For the second straight night, the health ministry delayed release of Thursday’s data until 10 p.m. local time, after Brazil’s widely watched evening news program ended. Thursday was the third straight day with a new daily high for Brazil’s coronavirus deaths.
Brazil has reported more than 34,000 deaths from the virus so far, meaning it surpassed the amount in Italy and trails only the U.K. and U.S. Experts consider the tally a significant undercount due to insufficient testing.
In Nevada, the casino coronavirus closure has ended. Cards are being dealt, dice are rolling and slot machines flashed and jingled for the first customers who started gambling again early Thursday in Las Vegas and throughout the state. Hotel-casinos in suburban areas were first to open, followed later by a restart of the iconic Bellagio fountain and reopenings of several resorts on the Las Vegas Strip.
South Korea, meanwhile, has reported 39 new cases of the coronavirus over a 24-hour period, a continuation of an upward trend in new infections in the Asian country.
The additional figures released Friday by the Korea Centers for Disease Control and Prevention took the country’s total to 11,668 cases, with 273 deaths.
The agency says 34 of the additional cases were reported in the densely populated Seoul metropolitan area, where about half of South Korea’s 51 million people live.
South Korea has seen a rise in the number of new cases after easing much of its rigid social distancing rules in early May. But the caseload hasn’t exploded, unlike when the country reported hundreds of new cases every day in late February and early March.
China is reporting five new confirmed coronavirus cases, all of them brought by Chinese citizens from outside the country.

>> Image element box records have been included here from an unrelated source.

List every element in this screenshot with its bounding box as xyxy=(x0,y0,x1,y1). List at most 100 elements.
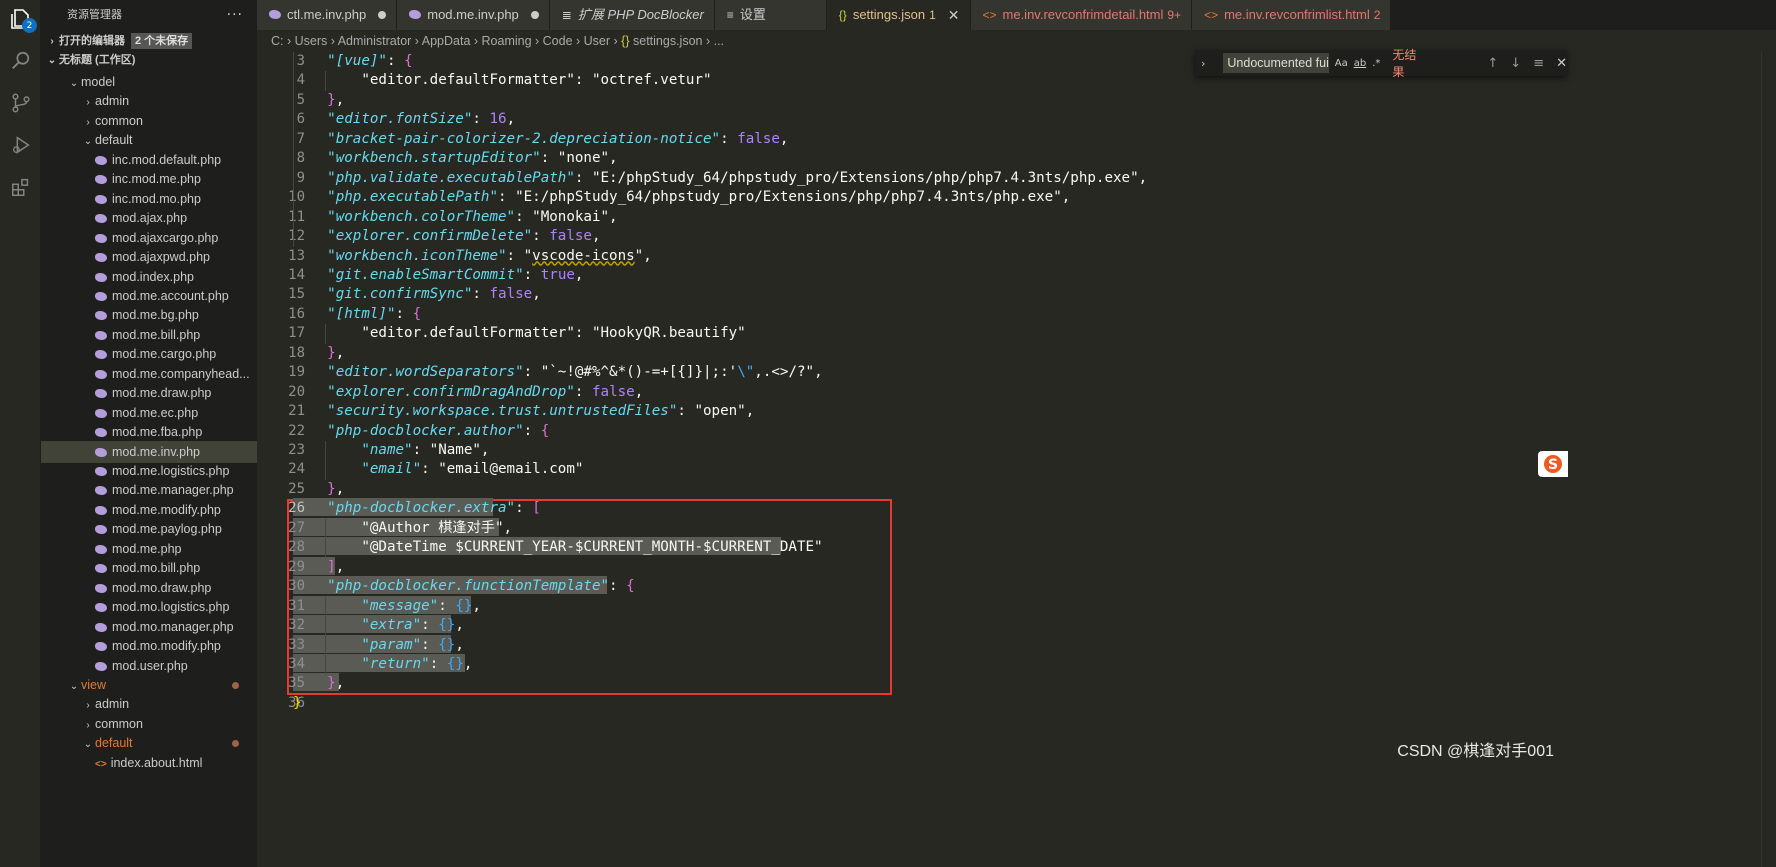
tab-php-docblocker[interactable]: ≣ 扩展 PHP DocBlocker xyxy=(549,0,715,30)
breadcrumb-segment[interactable]: AppData xyxy=(422,34,471,48)
tree-item-label: inc.mod.default.php xyxy=(112,152,222,167)
breadcrumb-segment[interactable]: User xyxy=(584,34,610,48)
indent-guide xyxy=(325,324,326,344)
editor-tabs: ctl.me.inv.php mod.me.inv.php ≣ 扩展 PHP DocB… xyxy=(257,0,1776,30)
breadcrumb-separator: › xyxy=(411,34,422,48)
breadcrumb-segment[interactable]: Code xyxy=(543,34,573,48)
previous-match-icon[interactable]: ↑ xyxy=(1487,56,1498,71)
tab-me-inv-revconfrimdetail-html[interactable]: <> me.inv.revconfrimdetail.html 9+ xyxy=(970,0,1193,30)
workspace-section[interactable]: ⌄ 无标题 (工作区) xyxy=(41,49,257,71)
tree-item-label: mod.me.bg.php xyxy=(112,308,199,323)
php-file-icon xyxy=(95,389,107,399)
tree-item-label: mod.me.fba.php xyxy=(112,425,203,440)
tree-item-label: common xyxy=(95,113,143,128)
problem-count: 1 xyxy=(929,8,936,22)
run-debug-icon[interactable] xyxy=(8,132,34,158)
json-icon: {} xyxy=(838,8,847,22)
code-line[interactable]: } xyxy=(293,692,302,714)
tab-label: 扩展 PHP DocBlocker xyxy=(577,7,704,22)
php-file-icon xyxy=(95,505,107,515)
indent-guide xyxy=(293,52,294,247)
tab-[interactable]: ≡ 设置 xyxy=(714,0,827,30)
php-file-icon xyxy=(95,544,107,554)
search-icon[interactable] xyxy=(8,48,34,74)
tree-item-label: mod.me.manager.php xyxy=(112,483,234,498)
php-file-icon xyxy=(95,330,107,340)
modified-dot xyxy=(232,681,239,689)
watermark: CSDN @棋逢对手001 xyxy=(1397,743,1554,760)
breadcrumb-separator: › xyxy=(283,34,295,48)
modified-dot xyxy=(232,740,239,748)
tab-me-inv-revconfrimlist-html[interactable]: <> me.inv.revconfrimlist.html 2 xyxy=(1192,0,1392,30)
unsaved-dot[interactable] xyxy=(378,11,387,19)
explorer-sidebar: 资源管理器 ··· › 打开的编辑器 2 个未保存 ⌄ 无标题 (工作区) ⌄ model… xyxy=(41,0,257,867)
php-file-icon xyxy=(95,525,107,535)
tree-item-label: mod.me.bill.php xyxy=(112,327,201,342)
php-file-icon xyxy=(95,486,107,496)
next-match-icon[interactable]: ↓ xyxy=(1510,56,1521,71)
php-file-icon xyxy=(95,214,107,224)
php-file-icon xyxy=(95,564,107,574)
editor-scrollbar[interactable] xyxy=(1761,52,1775,867)
unsaved-dot[interactable] xyxy=(530,11,539,19)
find-result: 无结果 xyxy=(1392,48,1417,79)
close-icon[interactable]: ✕ xyxy=(1556,56,1567,71)
php-file-icon xyxy=(95,467,107,476)
breadcrumb: C: › Users › Administrator › AppData › R… xyxy=(257,30,1776,52)
code-line[interactable]: "@DateTime $CURRENT_YEAR-$CURRENT_MONTH-… xyxy=(293,536,822,558)
breadcrumb-segment[interactable]: Roaming xyxy=(482,34,532,48)
php-file-icon xyxy=(95,233,107,243)
breadcrumb-segment[interactable]: Administrator xyxy=(338,34,412,48)
php-file-icon xyxy=(95,194,107,204)
regex-button[interactable]: .* xyxy=(1372,58,1380,69)
tab-mod-me-inv-php[interactable]: mod.me.inv.php xyxy=(397,0,550,30)
close-tab-icon[interactable]: ✕ xyxy=(948,0,960,30)
php-file-icon xyxy=(95,155,107,165)
tree-item-label: mod.ajaxpwd.php xyxy=(112,250,210,265)
match-case-button[interactable]: Aa xyxy=(1335,58,1348,69)
php-file-icon xyxy=(95,583,107,593)
breadcrumb-segment[interactable]: C: xyxy=(271,34,284,48)
tree-item-label: mod.mo.manager.php xyxy=(112,619,234,634)
tree-item-label: mod.mo.bill.php xyxy=(112,561,201,576)
indent-guide xyxy=(325,71,326,91)
tree-item-label: mod.user.php xyxy=(112,658,188,673)
php-file-icon xyxy=(95,428,107,438)
tree-item-label: mod.me.draw.php xyxy=(112,386,212,401)
problem-count: 2 xyxy=(1373,8,1381,22)
php-file-icon xyxy=(95,622,107,632)
source-control-icon[interactable] xyxy=(8,90,34,116)
toggle-replace-icon[interactable]: › xyxy=(1201,57,1205,70)
extension-icon: ≣ xyxy=(561,8,572,22)
breadcrumb-segment[interactable]: Users xyxy=(295,34,328,48)
tree-item-label: default xyxy=(95,736,133,751)
code-line[interactable]: "editor.defaultFormatter": "octref.vetur… xyxy=(293,69,711,91)
tree-item-label: model xyxy=(81,75,116,89)
file-item[interactable]: <> index.about.html xyxy=(41,752,257,774)
breadcrumb-file[interactable]: settings.json xyxy=(633,34,702,48)
tab-label: mod.me.inv.php xyxy=(427,7,519,22)
find-widget: › Undocumented fui Aa ab .* 无结果 ↑ ↓ ≡ ✕ xyxy=(1195,48,1567,79)
tree-item-label: view xyxy=(81,677,107,692)
tree-item-label: mod.ajax.php xyxy=(112,211,188,226)
tree-item-label: mod.me.account.php xyxy=(112,288,229,303)
sogou-ime-icon[interactable]: S xyxy=(1538,451,1568,477)
tab-settings-json[interactable]: {} settings.json 1 ✕ xyxy=(826,0,971,30)
tree-item-label: index.about.html xyxy=(110,755,203,770)
html-icon: <> xyxy=(1204,8,1219,22)
match-word-button[interactable]: ab xyxy=(1354,58,1366,69)
more-actions-icon[interactable]: ··· xyxy=(227,0,243,30)
tree-item-label: common xyxy=(95,716,143,731)
breadcrumb-tail[interactable]: ... xyxy=(714,34,724,48)
breadcrumb-separator: › xyxy=(531,34,543,48)
tree-item-label: mod.me.paylog.php xyxy=(112,522,222,537)
tab-ctl-me-inv-php[interactable]: ctl.me.inv.php xyxy=(257,0,398,30)
tree-item-label: default xyxy=(95,133,133,148)
extensions-icon[interactable] xyxy=(8,174,34,200)
php-file-icon xyxy=(95,350,107,360)
find-in-selection-icon[interactable]: ≡ xyxy=(1533,56,1544,71)
html-file-icon: <> xyxy=(95,758,107,770)
find-input[interactable]: Undocumented fui xyxy=(1223,53,1329,73)
code-line[interactable]: "editor.defaultFormatter": "HookyQR.beau… xyxy=(293,322,745,344)
json-icon: {} xyxy=(621,34,633,48)
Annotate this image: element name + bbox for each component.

No new deaths were reported Friday, continuing a trend stretching back weeks.
Chinese officials say just 66 people remain in treatment and 299 more are under isolation and being monitoring as suspected cases.
China has reported 4,634 deaths among 83,027 cases since the virus was first detected in the central Chinese city of Wuhan late last year.
China has drawn criticism of its initial handling of the outbreak and allegations it withheld crucial information, but it has repeatedly defended its record. On Thursday, foreign ministry spokesman Zhao Lijian said Beijing is committed to the “development of global public health.”
Officials in California say a second state prison employee has died after testing positive for the coronavirus.
The plant operations employee at Ironwood State Prison in eastern Riverside County died Wednesday. Spokeswoman Dana Simas released no additional information, citing the family’s privacy.
The first prison employee who tested positive for the virus and died was Danny Mendoza, a correctional officer at the California Rehabilitation Center. He died Saturday in the same county.
Nearly 400 prison department employees have tested positive for the coronavirus, but nearly half of those have returned to work.
There are more than 2,200 inmates with active cases in California. Twelve inmates have died, all at the California Institution for Men in San Bernardino County.
California Governor Gavin Newsom says he’s concerned about the spread of coronavirus as thousands of people gather for protests against police brutality across the state.
He said Thursday while visiting Stockton the state should prepare for an increase in the positive test rate because of both the protests and the reopening that’s underway.
He said he’s particularly concerned about the disproportionate impact of the virus on black Californians. Still the state has no plans to halt its reopening efforts.
The state’s top health official says the state is working hard to release more reopening guidelines.